An AI is a computer, and a prompt is a command. That turns every person at a chat bar into a programmer, writing business logic in plain English whether they realize it or not. The reason a free week of experimentation can still produce nothing is that most people are typing requests and hoping, rather than writing instructions and testing them.
The fix is not another round of prompt-engineering tips, but instead embracing a developer's mindset.
Build the specification first. Before the AI sees a word, you decide what good actually looks like. Then judge the output against that spec, not against whether it sounds polished. Every exchange either moves you a step toward the outcome or shows you exactly where the instruction broke. Reading that signal and adjusting is the real skill, and it is the one thing no policy memo or lunch-and-learn can hand someone.
When employees crossed that line, the work got specific fast. Giglio points to one B2B growth marketer who built a seven-agent workflow pulling from Slack, sales calls, customer reviews, and online forums to generate ad formats, cutting roughly 60 working days out of the process. Across the program, Canva logged some 26,000 hours of hands-on exploration, and Giglio reports that more than 90% of employees now use AI assistants weekly, many of them daily.
That is what happens after the mindset shifts, not before. The tools were exactly the same in week one.
None of this is new if you read us. We have argued for a while that the AI question stopped being about access, and that the real friction lives in habits and anxiety rather than in the software itself.
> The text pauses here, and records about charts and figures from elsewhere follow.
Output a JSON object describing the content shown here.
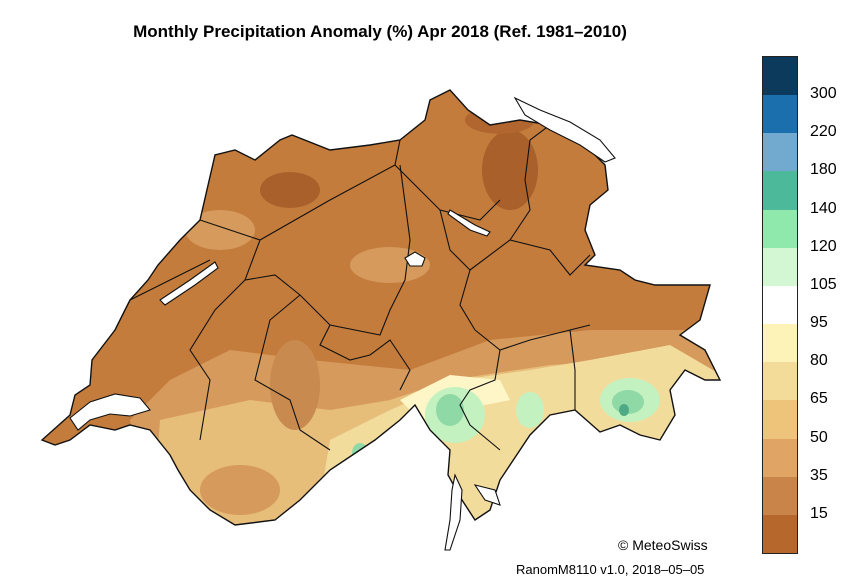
{
  "title": "Monthly Precipitation Anomaly (%) Apr 2018  (Ref. 1981–2010)",
  "legend": {
    "colors": [
      "#0b3a5c",
      "#1b6fad",
      "#71a9cf",
      "#4bb99a",
      "#8fe8ac",
      "#d3f7d3",
      "#ffffff",
      "#fdf3b8",
      "#f3dc9a",
      "#eec37a",
      "#e0a465",
      "#c9844a",
      "#b5672c"
    ],
    "ticks": [
      "300",
      "220",
      "180",
      "140",
      "120",
      "105",
      "95",
      "80",
      "65",
      "50",
      "35",
      "15"
    ]
  },
  "copyright": "© MeteoSwiss",
  "version": "RanomM8110 v1.0, 2018–05–05",
  "palette": {
    "dry_dark": "#a9602a",
    "dry": "#c47c3c",
    "dry_light": "#d59a5c",
    "mid": "#e7bd7a",
    "near_normal": "#f2dc9c",
    "wet_light": "#c4f1c0",
    "wet": "#8ed9a6",
    "wet_dark": "#4fa985",
    "border": "#111111",
    "water": "#ffffff"
  }
}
Canva's week is the cleanest proof yet, coming from a company that did everything right and still found the bottleneck sitting in the chair rather than the laptop. Giglio arrives at the same place, and his closing line is the whole article in two sentences: "The AI was never the hard part. We are."
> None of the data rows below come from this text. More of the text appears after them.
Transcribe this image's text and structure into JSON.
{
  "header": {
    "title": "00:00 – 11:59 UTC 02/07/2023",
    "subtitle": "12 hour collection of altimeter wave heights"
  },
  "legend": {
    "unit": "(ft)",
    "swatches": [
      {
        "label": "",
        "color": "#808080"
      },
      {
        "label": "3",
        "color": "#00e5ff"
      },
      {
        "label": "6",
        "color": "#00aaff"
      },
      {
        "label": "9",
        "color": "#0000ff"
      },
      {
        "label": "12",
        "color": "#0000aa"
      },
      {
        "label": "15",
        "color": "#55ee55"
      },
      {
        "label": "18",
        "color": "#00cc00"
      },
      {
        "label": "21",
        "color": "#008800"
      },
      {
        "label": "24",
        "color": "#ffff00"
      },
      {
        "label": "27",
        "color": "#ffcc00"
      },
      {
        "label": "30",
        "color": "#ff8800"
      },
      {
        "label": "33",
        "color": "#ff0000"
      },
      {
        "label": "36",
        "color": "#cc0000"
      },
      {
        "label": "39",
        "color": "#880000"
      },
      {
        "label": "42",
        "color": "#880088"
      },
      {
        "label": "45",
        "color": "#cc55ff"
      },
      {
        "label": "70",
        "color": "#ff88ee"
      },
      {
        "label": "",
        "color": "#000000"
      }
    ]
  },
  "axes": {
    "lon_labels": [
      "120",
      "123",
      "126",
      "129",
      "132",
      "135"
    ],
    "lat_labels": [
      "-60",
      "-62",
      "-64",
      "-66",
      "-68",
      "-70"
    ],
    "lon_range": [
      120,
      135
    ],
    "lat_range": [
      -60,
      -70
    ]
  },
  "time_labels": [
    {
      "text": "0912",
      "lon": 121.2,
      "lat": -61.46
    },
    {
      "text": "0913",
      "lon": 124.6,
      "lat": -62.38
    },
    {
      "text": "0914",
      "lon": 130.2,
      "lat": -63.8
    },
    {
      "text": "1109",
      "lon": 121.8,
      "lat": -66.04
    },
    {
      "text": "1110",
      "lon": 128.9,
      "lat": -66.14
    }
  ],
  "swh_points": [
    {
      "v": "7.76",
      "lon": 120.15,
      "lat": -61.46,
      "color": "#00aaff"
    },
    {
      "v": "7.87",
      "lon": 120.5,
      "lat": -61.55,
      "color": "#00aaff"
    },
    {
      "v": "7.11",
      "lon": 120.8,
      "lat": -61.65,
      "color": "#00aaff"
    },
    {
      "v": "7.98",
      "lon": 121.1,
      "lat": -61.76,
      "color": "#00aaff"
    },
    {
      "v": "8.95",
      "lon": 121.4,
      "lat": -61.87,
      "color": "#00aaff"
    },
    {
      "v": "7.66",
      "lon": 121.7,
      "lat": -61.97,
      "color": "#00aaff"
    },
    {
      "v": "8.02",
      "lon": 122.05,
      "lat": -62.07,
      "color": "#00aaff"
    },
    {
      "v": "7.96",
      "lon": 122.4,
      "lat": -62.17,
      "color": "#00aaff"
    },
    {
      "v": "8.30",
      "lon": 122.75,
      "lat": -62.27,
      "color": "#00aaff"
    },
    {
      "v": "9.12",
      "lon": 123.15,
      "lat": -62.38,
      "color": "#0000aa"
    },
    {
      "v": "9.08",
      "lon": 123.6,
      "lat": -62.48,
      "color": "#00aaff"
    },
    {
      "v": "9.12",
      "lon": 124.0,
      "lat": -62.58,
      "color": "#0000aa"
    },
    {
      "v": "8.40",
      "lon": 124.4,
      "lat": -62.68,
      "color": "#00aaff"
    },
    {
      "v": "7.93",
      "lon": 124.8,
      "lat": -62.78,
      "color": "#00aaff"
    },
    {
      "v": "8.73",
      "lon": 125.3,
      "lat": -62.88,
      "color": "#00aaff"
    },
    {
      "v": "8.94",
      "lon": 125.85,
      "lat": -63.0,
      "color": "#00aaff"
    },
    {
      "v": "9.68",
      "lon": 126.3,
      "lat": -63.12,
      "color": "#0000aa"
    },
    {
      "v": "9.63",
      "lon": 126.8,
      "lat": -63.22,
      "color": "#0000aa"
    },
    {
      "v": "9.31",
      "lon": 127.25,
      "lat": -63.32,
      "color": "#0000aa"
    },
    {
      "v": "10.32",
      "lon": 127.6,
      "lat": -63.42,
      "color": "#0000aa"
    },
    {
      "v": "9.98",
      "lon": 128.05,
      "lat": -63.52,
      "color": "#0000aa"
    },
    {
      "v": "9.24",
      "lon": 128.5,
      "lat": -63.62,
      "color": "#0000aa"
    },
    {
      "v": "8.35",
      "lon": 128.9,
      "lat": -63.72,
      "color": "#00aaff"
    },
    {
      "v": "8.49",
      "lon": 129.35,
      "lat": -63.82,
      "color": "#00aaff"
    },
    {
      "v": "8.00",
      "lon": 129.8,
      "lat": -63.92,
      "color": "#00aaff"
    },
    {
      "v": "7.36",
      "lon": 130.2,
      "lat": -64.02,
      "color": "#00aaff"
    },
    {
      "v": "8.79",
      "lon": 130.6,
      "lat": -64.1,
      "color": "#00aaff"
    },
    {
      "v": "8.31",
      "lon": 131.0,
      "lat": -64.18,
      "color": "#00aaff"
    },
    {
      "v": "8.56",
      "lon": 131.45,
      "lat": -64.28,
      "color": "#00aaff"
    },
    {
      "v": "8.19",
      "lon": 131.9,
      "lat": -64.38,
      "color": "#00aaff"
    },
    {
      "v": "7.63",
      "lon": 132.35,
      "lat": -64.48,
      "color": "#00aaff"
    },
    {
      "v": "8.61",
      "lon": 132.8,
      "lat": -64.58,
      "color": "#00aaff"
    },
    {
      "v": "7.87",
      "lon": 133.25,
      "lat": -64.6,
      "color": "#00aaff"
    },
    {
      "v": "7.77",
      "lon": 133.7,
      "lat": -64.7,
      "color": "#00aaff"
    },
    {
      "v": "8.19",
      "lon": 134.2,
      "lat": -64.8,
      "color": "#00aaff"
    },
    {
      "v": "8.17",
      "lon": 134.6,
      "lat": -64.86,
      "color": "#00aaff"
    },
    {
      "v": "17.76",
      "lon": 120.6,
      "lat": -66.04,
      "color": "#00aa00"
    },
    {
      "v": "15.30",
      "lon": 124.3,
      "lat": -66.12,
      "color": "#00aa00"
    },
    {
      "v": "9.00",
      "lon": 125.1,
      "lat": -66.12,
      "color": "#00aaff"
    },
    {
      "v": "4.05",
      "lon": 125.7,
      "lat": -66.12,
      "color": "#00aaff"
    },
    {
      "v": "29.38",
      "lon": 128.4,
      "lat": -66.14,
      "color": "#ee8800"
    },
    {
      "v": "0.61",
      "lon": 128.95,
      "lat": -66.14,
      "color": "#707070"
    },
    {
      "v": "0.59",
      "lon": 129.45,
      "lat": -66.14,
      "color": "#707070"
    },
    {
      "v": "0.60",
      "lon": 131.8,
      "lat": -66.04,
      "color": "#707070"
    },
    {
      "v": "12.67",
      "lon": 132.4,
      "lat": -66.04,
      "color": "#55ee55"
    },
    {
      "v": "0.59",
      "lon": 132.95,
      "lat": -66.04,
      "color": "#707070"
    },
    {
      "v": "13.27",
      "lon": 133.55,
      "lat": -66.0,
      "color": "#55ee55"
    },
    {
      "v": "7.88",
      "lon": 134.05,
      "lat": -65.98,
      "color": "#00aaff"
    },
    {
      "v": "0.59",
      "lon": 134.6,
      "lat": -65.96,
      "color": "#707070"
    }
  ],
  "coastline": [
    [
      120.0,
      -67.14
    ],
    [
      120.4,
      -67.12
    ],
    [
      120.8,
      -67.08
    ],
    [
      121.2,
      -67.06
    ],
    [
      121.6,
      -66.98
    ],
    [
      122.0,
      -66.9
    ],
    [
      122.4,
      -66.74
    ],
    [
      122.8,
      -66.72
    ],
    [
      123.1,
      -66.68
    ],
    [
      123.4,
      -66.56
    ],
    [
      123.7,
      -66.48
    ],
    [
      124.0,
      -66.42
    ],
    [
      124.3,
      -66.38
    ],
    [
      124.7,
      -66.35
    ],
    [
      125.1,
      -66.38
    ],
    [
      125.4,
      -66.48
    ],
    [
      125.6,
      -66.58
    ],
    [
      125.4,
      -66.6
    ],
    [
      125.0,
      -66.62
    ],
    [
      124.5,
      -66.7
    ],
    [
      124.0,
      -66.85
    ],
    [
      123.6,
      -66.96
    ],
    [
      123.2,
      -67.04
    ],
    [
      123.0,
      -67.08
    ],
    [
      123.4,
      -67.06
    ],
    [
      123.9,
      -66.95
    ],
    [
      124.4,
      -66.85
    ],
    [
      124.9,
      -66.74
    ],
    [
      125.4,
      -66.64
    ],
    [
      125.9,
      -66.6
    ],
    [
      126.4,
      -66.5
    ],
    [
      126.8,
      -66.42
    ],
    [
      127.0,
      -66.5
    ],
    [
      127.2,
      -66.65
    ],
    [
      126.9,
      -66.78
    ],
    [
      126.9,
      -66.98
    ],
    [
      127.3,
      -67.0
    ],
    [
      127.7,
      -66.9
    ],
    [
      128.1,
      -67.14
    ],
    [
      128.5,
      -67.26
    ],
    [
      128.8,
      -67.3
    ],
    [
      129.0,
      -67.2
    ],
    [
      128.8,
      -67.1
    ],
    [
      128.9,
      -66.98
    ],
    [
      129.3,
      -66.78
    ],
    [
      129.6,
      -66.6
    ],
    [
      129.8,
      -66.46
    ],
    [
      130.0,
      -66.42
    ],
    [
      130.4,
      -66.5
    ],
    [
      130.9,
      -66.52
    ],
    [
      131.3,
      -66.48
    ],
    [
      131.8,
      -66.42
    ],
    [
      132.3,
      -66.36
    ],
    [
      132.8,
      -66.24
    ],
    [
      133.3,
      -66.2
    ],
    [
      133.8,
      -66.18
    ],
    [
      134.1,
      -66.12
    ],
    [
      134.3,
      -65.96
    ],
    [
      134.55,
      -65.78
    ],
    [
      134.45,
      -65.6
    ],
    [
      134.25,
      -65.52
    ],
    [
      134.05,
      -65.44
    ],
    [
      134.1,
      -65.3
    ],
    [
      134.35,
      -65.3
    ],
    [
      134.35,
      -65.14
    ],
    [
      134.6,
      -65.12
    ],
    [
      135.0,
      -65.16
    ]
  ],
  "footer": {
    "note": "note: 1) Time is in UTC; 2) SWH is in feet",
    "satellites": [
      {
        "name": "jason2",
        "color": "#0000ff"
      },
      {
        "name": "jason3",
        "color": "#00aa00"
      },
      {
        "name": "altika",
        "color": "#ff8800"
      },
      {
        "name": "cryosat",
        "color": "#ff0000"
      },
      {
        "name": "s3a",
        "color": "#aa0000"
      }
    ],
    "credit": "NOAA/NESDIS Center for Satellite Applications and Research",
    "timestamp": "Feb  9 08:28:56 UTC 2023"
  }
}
If you are planning your own version of Canva's week, the lesson is not to copy the format. Giglio is the first to say it: the week, the hackathon, the internal hub, none of that is the point. The point is making AI adoption part of the culture instead of one more box in mandatory training.
What matters is where you begin. Hand people tools and you get experimentation that fizzles out by Friday. Teach people to set the standard, test against it, and learn from what breaks, and you build a habit that keeps paying off long after the week is over.
The companies that win with AI implementation and adoption over the next two years will be the ones whose people learned to think like they were writing code, even when all they were doing was typing a sentence.